Monday, April 23, 2012

Proposition 7

The seventies in California were the time of the Ron Reagan governorship, conservative politics in what was believed to be a liberal state and a flurry of California’s infamous propositions on the ballot. One of the most stridently conservative propositions, passed in 1978, pushed and expanded California’s death penalty, making the state among the toughest in the United States. But $4 billion later and running an annual tab of $185 million (during the greatest budget crisis the state has ever faced), the same conservative sponsors of that initiative – Proposition 7 – are thinking that the state’s experience with the death penalty suggests that the time for this radical punishment is over; it’s just too expensive.

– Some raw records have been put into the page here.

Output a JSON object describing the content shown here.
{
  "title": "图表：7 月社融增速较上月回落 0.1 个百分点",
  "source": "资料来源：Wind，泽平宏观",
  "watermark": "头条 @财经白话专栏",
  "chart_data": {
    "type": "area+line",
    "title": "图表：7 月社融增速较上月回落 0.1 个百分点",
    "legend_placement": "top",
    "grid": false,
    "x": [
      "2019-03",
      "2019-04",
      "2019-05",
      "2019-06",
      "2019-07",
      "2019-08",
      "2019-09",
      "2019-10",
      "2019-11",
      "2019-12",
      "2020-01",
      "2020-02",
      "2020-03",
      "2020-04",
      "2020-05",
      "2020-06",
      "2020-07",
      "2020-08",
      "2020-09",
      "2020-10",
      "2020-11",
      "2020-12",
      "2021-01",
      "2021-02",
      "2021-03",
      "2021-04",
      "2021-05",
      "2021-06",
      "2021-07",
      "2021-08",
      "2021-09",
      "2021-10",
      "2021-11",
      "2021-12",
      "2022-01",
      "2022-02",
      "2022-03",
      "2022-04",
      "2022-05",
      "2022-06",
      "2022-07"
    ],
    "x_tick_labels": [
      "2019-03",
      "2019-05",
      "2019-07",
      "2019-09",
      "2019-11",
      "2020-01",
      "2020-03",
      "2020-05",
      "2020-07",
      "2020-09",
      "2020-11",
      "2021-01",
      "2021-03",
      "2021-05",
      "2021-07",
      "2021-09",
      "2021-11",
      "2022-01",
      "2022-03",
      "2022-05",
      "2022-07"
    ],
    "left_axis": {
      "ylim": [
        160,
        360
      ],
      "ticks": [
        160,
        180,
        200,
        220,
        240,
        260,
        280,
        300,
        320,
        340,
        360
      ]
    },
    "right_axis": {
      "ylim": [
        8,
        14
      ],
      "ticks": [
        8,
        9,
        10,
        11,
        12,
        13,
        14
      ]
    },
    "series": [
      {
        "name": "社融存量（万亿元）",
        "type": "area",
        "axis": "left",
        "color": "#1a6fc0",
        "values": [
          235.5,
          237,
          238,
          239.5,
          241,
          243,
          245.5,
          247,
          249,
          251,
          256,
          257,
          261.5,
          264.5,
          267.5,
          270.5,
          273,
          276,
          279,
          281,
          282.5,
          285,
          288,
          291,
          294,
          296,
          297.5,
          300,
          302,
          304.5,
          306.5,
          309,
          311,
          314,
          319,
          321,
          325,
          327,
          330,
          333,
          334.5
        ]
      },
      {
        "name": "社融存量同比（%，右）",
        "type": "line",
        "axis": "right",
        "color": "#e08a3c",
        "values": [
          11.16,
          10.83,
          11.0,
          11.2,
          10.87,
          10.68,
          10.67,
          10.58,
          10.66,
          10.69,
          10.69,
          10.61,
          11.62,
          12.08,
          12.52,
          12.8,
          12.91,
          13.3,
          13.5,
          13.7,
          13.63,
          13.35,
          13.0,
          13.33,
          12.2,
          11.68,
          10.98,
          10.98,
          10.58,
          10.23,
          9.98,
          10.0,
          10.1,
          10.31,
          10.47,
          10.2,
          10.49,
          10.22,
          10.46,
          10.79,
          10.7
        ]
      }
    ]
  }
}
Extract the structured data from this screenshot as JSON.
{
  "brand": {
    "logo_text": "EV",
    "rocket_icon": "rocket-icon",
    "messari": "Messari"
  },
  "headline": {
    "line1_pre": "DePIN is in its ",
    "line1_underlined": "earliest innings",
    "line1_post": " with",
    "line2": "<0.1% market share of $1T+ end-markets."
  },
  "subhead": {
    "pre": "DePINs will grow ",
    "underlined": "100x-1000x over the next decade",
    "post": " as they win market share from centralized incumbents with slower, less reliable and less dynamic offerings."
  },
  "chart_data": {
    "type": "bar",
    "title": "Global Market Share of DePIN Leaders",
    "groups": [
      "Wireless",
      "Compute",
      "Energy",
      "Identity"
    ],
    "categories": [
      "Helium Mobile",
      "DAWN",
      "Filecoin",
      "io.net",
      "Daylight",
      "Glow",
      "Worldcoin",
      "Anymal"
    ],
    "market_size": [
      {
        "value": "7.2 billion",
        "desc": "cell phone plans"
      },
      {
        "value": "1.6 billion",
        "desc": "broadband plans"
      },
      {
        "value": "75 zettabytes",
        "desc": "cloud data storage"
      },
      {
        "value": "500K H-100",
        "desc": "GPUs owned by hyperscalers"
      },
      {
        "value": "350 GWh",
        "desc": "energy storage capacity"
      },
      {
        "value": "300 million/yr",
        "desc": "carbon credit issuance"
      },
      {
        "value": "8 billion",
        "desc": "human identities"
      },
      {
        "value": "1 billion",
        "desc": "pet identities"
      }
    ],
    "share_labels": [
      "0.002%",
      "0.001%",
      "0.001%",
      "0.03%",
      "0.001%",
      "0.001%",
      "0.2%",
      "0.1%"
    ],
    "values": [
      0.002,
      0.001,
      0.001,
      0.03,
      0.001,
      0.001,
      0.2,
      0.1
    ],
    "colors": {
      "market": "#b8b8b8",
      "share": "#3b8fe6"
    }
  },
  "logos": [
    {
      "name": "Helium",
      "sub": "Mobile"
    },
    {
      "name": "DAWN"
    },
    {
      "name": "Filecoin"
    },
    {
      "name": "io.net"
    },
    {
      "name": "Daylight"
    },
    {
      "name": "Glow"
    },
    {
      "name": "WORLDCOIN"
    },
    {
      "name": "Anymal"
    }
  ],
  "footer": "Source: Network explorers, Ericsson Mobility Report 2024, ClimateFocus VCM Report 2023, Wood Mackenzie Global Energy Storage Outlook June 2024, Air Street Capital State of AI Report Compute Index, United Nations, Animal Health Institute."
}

Prisoners linger on death row for years as the appellate process (automatic in death penalty cases) winds on, sometimes for decades. The prisoners are in special housing, and, when the day for retribution arrives, it is a massively expensive process that locks down the entire prison. “The [original Prop 7] campaign was run by Ron Briggs, today a farmer and Republican member of the El Dorado County Board of Supervisors. It was championed by his father, John V. Briggs, a state senator. And it was written by Donald J. Heller, a former prosecutor in the New York district attorney’s office who had moved to Sacramento… Thirty-four years later, another initiative is going on the California ballot, this time to repeal the death penalty and replace it with mandatory life without parole. And two of its biggest advocates are Ron Briggs and Mr. Heller, who are trying to reverse what they have come to view as one of the biggest mistakes of their lives… Partly, they changed their minds for moral reasons. But they also have a political argument to make.” New York Times, April 6th.

The notion of swift justice evaporated in the above legal process, and the people of California (and any other American jurisdiction that has the death penalty) are paying vastly more to execute these felons than they would to incarcerate them for life. Not to mention the occasional “innocent” who was wrongly convicted along the way. The process is so tedious that only 13 California prisoners have actually been executed over the past 34 years. Are the taxpayers safer as a result of the death penalty or is it more “an eye for an eye” retribution that makes this ultimate punishment so popular? A Field Poll conducted last summer notes that Californians are overwhelmingly supportive (68%) of the death penalty for very serious crimes. It will be exceptionally difficult to reverse this initiative, even though the arguments in favor of abolishing the death sentence are beyond compelling.

“‘At the time, we were of the impression that it would do swift justice, that it would get the criminals and murderers through the system quickly and apply them the death penalty,’ Mr. Briggs, 54, said… ‘But it’s not working… [My] dad always says, admit the obvious. We started with 300 on death row when we did Prop 7, and we now have over 720 — and it’s cost us $4 billion. I tell my Republican friends, ‘Close your eyes for a moment. If there was a state program that was costing $185 million a year and only gave the money to lawyers and criminals, what would you do with it?’ ’..

“But Ron Briggs and Mr. Heller bring to this campaign a powerful and evocative story: a bid for personal redemption and a call for renewed consideration of the arguments they themselves once made in favor of the death sentence… ‘It’s been a colossal failure,’ Mr. Heller said in his Sacramento office. ‘The cost of our system of capital punishment is so enormous that any benefit that could be obtained from it — and now I think there’s very little or zero benefit — is so dollar-wasteful that it serves no effective purpose.’” NY Times. In the end, regardless of moral predispositions, we need to pay what we can afford and find efficient solutions for our public safety. There is little in the way of pragmatic value to the death penalty anymore. It’s time to kill that ultimate punishment.

I’m Peter Dekom, and for those advocates of the death penalty, perhaps an annual tax surcharge of $1000 for every supporter is the viable alternative.